A new, statewide collaborative of health professionals, health organizations, hospitals and clinics has committed to reducing the death and disease associated with childbirth and the first month of life.
The Nebraska Perinatal Quality Improvement Collaborative’s initial efforts will focus on:
•reducing the number of first-time cesareans;
•increasing the numbers of new mothers who breastfeed;
•and conducting education to prevent and increase newborn screening for congenital cytomegalovirus, an infection that occurs before birth.
Through Legislative Bill 233, the Nebraska Legislature is funding the initiative with $100,000 a year for two years. The collaborative will provide resources to enable health professionals to provide care that will improve birth outcomes and reduce costs.
Support also comes from the March of Dimes, the Nebraska Medical Association, Arbor Health, Copic, University of Nebraska Medical Center Department of Pediatrics, Nebraska Medicine, the American Academy of Pediatrics, Methodist Women’s Hospital and CHI Health.
This year, Nebraska became the 44th state to form a collaborative. Members of the statewide collaborative will work closely with Nebraska organizations, including the Nebraska Department of Health and Human Services, the Visiting Nurses Association, and county health departments.
“Our new collaborative will work to ensure that Nebraska will be a state where a great life starts with healthy moms and healthy babies,” said Ann Anderson Berry, M.D., Ph.D., co-medical director of the collaborative. “As health providers, we all share a common goal of providing care of the highest quality for our patients. Nebraska’s mothers and babies need and deserve the attention to quality care delivery given in other states that are already benefiting from the work of perinatal collaboratives.”
Dr. Anderson Berry is an associate professor of pediatrics at the University of Nebraska Medical Center and medical director of the Nebraska Medicine neonatal intensive care unit.

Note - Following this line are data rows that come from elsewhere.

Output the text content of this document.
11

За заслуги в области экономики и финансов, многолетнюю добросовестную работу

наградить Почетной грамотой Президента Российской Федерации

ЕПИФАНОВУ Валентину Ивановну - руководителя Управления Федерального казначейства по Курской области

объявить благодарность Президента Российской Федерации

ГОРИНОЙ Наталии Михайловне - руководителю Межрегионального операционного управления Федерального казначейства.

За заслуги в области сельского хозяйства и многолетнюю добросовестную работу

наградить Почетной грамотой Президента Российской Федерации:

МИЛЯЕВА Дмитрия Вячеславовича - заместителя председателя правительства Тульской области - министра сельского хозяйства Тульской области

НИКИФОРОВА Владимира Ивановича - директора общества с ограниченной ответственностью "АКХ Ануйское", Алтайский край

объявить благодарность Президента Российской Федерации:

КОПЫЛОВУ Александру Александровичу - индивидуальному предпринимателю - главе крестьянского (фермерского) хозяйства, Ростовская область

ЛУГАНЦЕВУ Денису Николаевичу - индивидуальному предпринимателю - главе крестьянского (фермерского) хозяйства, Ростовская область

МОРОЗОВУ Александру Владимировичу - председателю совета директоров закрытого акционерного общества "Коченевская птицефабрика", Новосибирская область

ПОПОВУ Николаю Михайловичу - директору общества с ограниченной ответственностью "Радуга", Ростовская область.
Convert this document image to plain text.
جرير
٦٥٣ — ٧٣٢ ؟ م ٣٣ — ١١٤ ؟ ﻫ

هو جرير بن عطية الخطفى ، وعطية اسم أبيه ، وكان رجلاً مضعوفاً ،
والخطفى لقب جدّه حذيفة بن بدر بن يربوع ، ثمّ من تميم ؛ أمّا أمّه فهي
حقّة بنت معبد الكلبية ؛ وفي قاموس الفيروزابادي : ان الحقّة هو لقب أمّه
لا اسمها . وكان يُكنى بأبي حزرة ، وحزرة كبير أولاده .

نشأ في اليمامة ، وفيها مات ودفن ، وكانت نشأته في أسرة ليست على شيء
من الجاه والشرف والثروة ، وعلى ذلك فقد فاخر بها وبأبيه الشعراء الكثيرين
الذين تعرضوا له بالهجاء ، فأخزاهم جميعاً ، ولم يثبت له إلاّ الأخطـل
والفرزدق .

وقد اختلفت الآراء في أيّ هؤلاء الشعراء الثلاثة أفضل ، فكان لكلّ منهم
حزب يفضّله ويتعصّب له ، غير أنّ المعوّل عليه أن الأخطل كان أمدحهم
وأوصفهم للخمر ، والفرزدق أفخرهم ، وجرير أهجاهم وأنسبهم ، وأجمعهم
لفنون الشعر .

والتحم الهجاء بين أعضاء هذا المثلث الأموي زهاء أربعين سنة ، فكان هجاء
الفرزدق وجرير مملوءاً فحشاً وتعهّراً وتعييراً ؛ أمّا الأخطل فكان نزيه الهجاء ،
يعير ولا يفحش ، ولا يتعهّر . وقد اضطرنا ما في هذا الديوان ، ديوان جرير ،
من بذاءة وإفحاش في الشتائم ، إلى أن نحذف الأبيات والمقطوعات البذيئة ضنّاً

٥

Robert Bonebrake, M.D., a perinatologist at Methodist Health System, is co-medical director of the collaborative and Peggy Brown, D.N.P., a women’s & children’s clinical quality lead at Nebraska Medicine, is program administrator for the collaborative.
“Our first initiative will support health professionals in their efforts to eliminate elective delivery in infants less than 39 weeks estimated gestational age. There are too many C-sections and resulting complications such as high wound infection rates and increased time in the hospital,” Dr. Anderson Berry said. “This is of great importance to women. It will result in fewer complications and less death.”
The group has a growing list of more than 90 percent of hospitals across the state committed to the project.
“It speaks greatly of the need and the impact it will have in Nebraska,” Dr. Bonebrake said. “Collaboratives improve health care practices and patient outcomes as well as reduce costs. We will use evidence-based medicine, which we know improves health outcomes and provides the highest quality care.”
Dr. Brown said the collaborative will share the most current and best practices. “The knowledge in medicine isn’t static. We have to constantly update, and it’s difficult to keep up with all these changes if you’re a provider trying to care for three or four communities. There are limited resources and challenges. Providers can adapt these practices to their own circumstances and build on their successes.”
Breastfeeding is another focus of the grant.
Dr. Anderson Berry said Nebraska is ranked 47th in rates of breastfeeding. She said if 60 percent of babies were fed exclusively with breast milk for the first six months of life, it could result in hundreds of thousands of dollars saved in health care costs in Nebraska.
“Increased rates of breastfeeding in the first year of life could prevent complications such as ear infections, pneumonias requiring hospitalizations, and colds — because babies are getting some immunity protection from the mom,” Dr. Anderson Berry said. “If we keep babies well, parents miss less work, fewer antibiotics are used and health costs are reduced.”
Funding for the collaborative will pay for resources, database development, and statistical support, a program administrator with expertise in quality improvement as well as implementation and education costs. The state funding has potential for renewal.
Nebraska statistics
•About 2,752 infants were born prematurely in Nebraska in 2013.
•According to research, the cost of care for preterm infants ranges from more than $100,000 for extreme prematurity to $4,500 for late prematurity.
•Very low birth weight infants are at risk for costly complications, adding $12,000 to $31,000 to their already expensive care.
•Prematurity is costly to Nebraska. Medicaid programs bear a large burden of this cost. Collaboratives have the ability to impact this, for example, in Tennessee, where a collaborative has been active for six years, they have saved $11 million a year in state funds.